Dal grande ingresso a volta di Via Monte Giordano si può intravvedere la bellissima fontana (nella foto 1) costruita da Antonio Casoni nel 1618 e situata all’imbocco della cordonata che porta ai cortili del palazzo. La fontana è costituita da quattro vasche successive e concentriche, di cui le due superiori, con bordo mistilineo, sono sostenute da un alto piede. Queste due vasche sono raccordate a quella sottostante tramite volute floreali disposte simmetricamente e frontali rispetto all’ingresso del palazzo. Dallo zampillo posto al centro della vasca più alta l’acqua, per tracimazione, scende nelle vasche sottostanti. La fontana è completata da un’esedra di alloro.
La fontana fu modificata nel Settecento dai Gabrielli, perché in precedenza due orsi, simboli araldici degli Orsini, erano posti in cima a due muri posti ai lati della fontana (ben visibili nell’incisione secentesca 2 di G.B.Falda) e dalla bocca dei quali partiva uno zampillo poderoso che faceva giungere l’acqua all’interno della seconda vasca.
Gli orsi (uno dei quali nella foto 3) vi sono ancora, ma non sono più in asse con la fontana, bensì alle sue spalle.
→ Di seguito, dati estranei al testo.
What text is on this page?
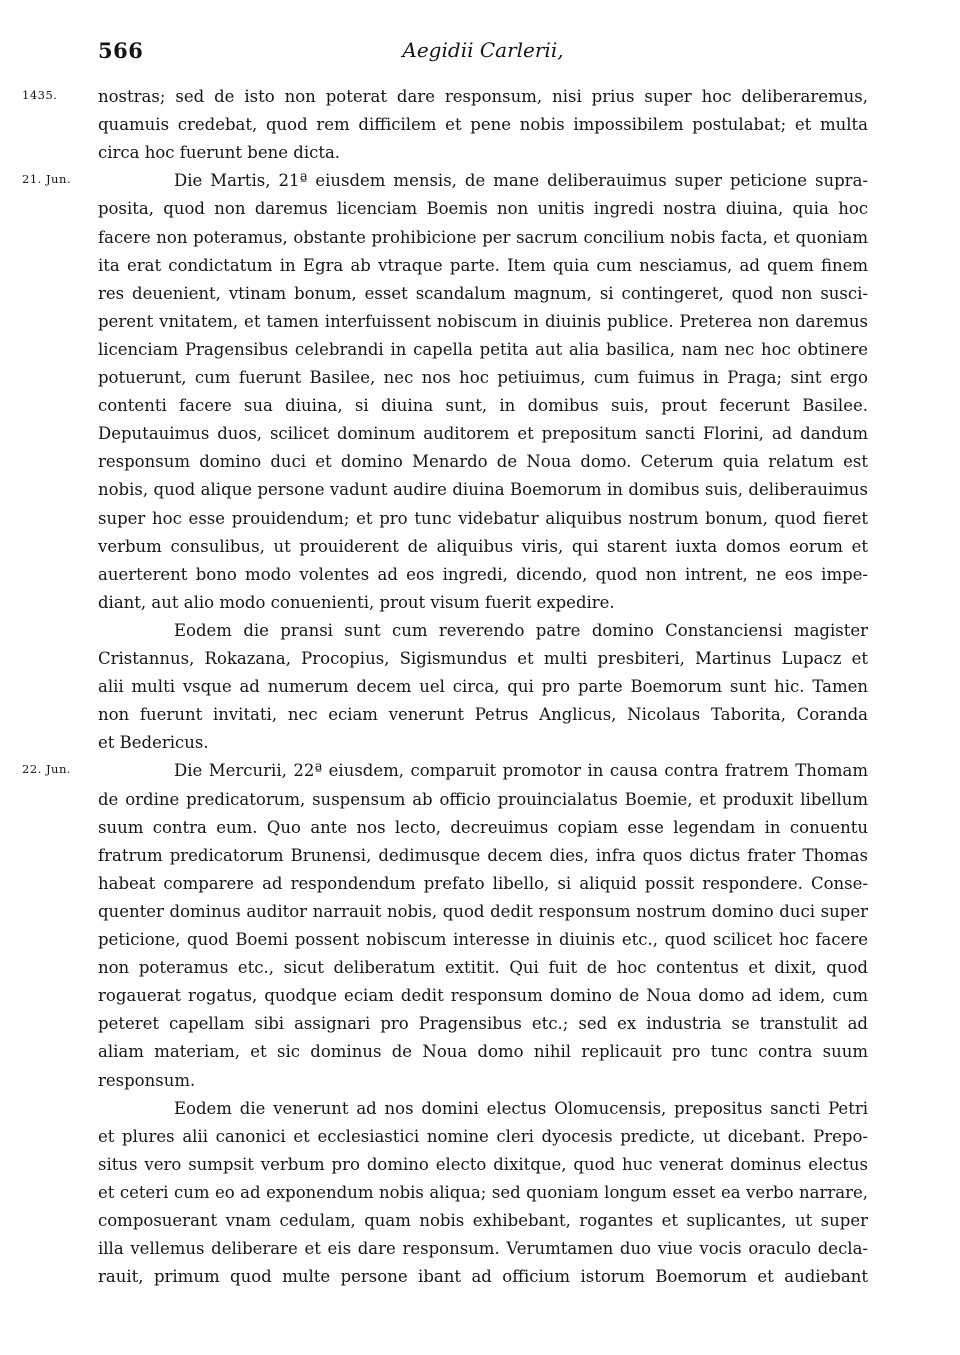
566	Aegidii Carlerii,
1435.
21. Jun.
22. Jun.
nostras; sed de isto non poterat dare responsum, nisi prius super hoc deliberaremus,
quamuis credebat, quod rem difficilem et pene nobis impossibilem postulabat; et multa
circa hoc fuerunt bene dicta.
Die Martis, 21ª eiusdem mensis, de mane deliberauimus super peticione supra-
posita, quod non daremus licenciam Boemis non unitis ingredi nostra diuina, quia hoc
facere non poteramus, obstante prohibicione per sacrum concilium nobis facta, et quoniam
ita erat condictatum in Egra ab vtraque parte. Item quia cum nesciamus, ad quem finem
res deuenient, vtinam bonum, esset scandalum magnum, si contingeret, quod non susci-
perent vnitatem, et tamen interfuissent nobiscum in diuinis publice. Preterea non daremus
licenciam Pragensibus celebrandi in capella petita aut alia basilica, nam nec hoc obtinere
potuerunt, cum fuerunt Basilee, nec nos hoc petiuimus, cum fuimus in Praga; sint ergo
contenti facere sua diuina, si diuina sunt, in domibus suis, prout fecerunt Basilee.
Deputauimus duos, scilicet dominum auditorem et prepositum sancti Florini, ad dandum
responsum domino duci et domino Menardo de Noua domo. Ceterum quia relatum est
nobis, quod alique persone vadunt audire diuina Boemorum in domibus suis, deliberauimus
super hoc esse prouidendum; et pro tunc videbatur aliquibus nostrum bonum, quod fieret
verbum consulibus, ut prouiderent de aliquibus viris, qui starent iuxta domos eorum et
auerterent bono modo volentes ad eos ingredi, dicendo, quod non intrent, ne eos impe-
diant, aut alio modo conuenienti, prout visum fuerit expedire.
Eodem die pransi sunt cum reverendo patre domino Constanciensi magister
Cristannus, Rokazana, Procopius, Sigismundus et multi presbiteri, Martinus Lupacz et
alii multi vsque ad numerum decem uel circa, qui pro parte Boemorum sunt hic. Tamen
non fuerunt invitati, nec eciam venerunt Petrus Anglicus, Nicolaus Taborita, Coranda
et Bedericus.
Die Mercurii, 22ª eiusdem, comparuit promotor in causa contra fratrem Thomam
de ordine predicatorum, suspensum ab officio prouincialatus Boemie, et produxit libellum
suum contra eum. Quo ante nos lecto, decreuimus copiam esse legendam in conuentu
fratrum predicatorum Brunensi, dedimusque decem dies, infra quos dictus frater Thomas
habeat comparere ad respondendum prefato libello, si aliquid possit respondere. Conse-
quenter dominus auditor narrauit nobis, quod dedit responsum nostrum domino duci super
peticione, quod Boemi possent nobiscum interesse in diuinis etc., quod scilicet hoc facere
non poteramus etc., sicut deliberatum extitit. Qui fuit de hoc contentus et dixit, quod
rogauerat rogatus, quodque eciam dedit responsum domino de Noua domo ad idem, cum
peteret capellam sibi assignari pro Pragensibus etc.; sed ex industria se transtulit ad
aliam materiam, et sic dominus de Noua domo nihil replicauit pro tunc contra suum
responsum.
Eodem die venerunt ad nos domini electus Olomucensis, prepositus sancti Petri
et plures alii canonici et ecclesiastici nomine cleri dyocesis predicte, ut dicebant. Prepo-
situs vero sumpsit verbum pro domino electo dixitque, quod huc venerat dominus electus
et ceteri cum eo ad exponendum nobis aliqua; sed quoniam longum esset ea verbo narrare,
composuerant vnam cedulam, quam nobis exhibebant, rogantes et suplicantes, ut super
illa vellemus deliberare et eis dare responsum. Verumtamen duo viue vocis oraculo decla-
rauit, primum quod multe persone ibant ad officium istorum Boemorum et audiebant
Al civico 2 della via si trova il Palazzetto Avila (nella foto 4), costruito nella seconda metà del Seicento per questa famiglia di commercianti spagnoli presenti a Roma sin dal Cinquecento, che si estinsero alla fine del Seicento negli Altoviti. L’edificio apre al pianterreno con un portale barocco decorato con i simboli araldici degli Avila, un’aquila che tiene tra gli artigli della zampa sinistra un ramo di palma; lo affiancano, ai lati, due porte di rimessa e quattro finestre centinate. La lunga facciata è costituita da due piani di sette finestre ciascuno, scanditi da due fasce marcapiano: al primo piano le finestre sono architravate, ma quella centrale, al di sopra del portale, presenta un timpano curvilineo; al secondo piano le finestre sono a cornice semplice. A chiusura, un ricco cornicione a guscio nel quale si alternano aquile araldiche, rose e gigli. Nel palazzetto nacque nel 1830 il poeta drammatico Pietro Cossa.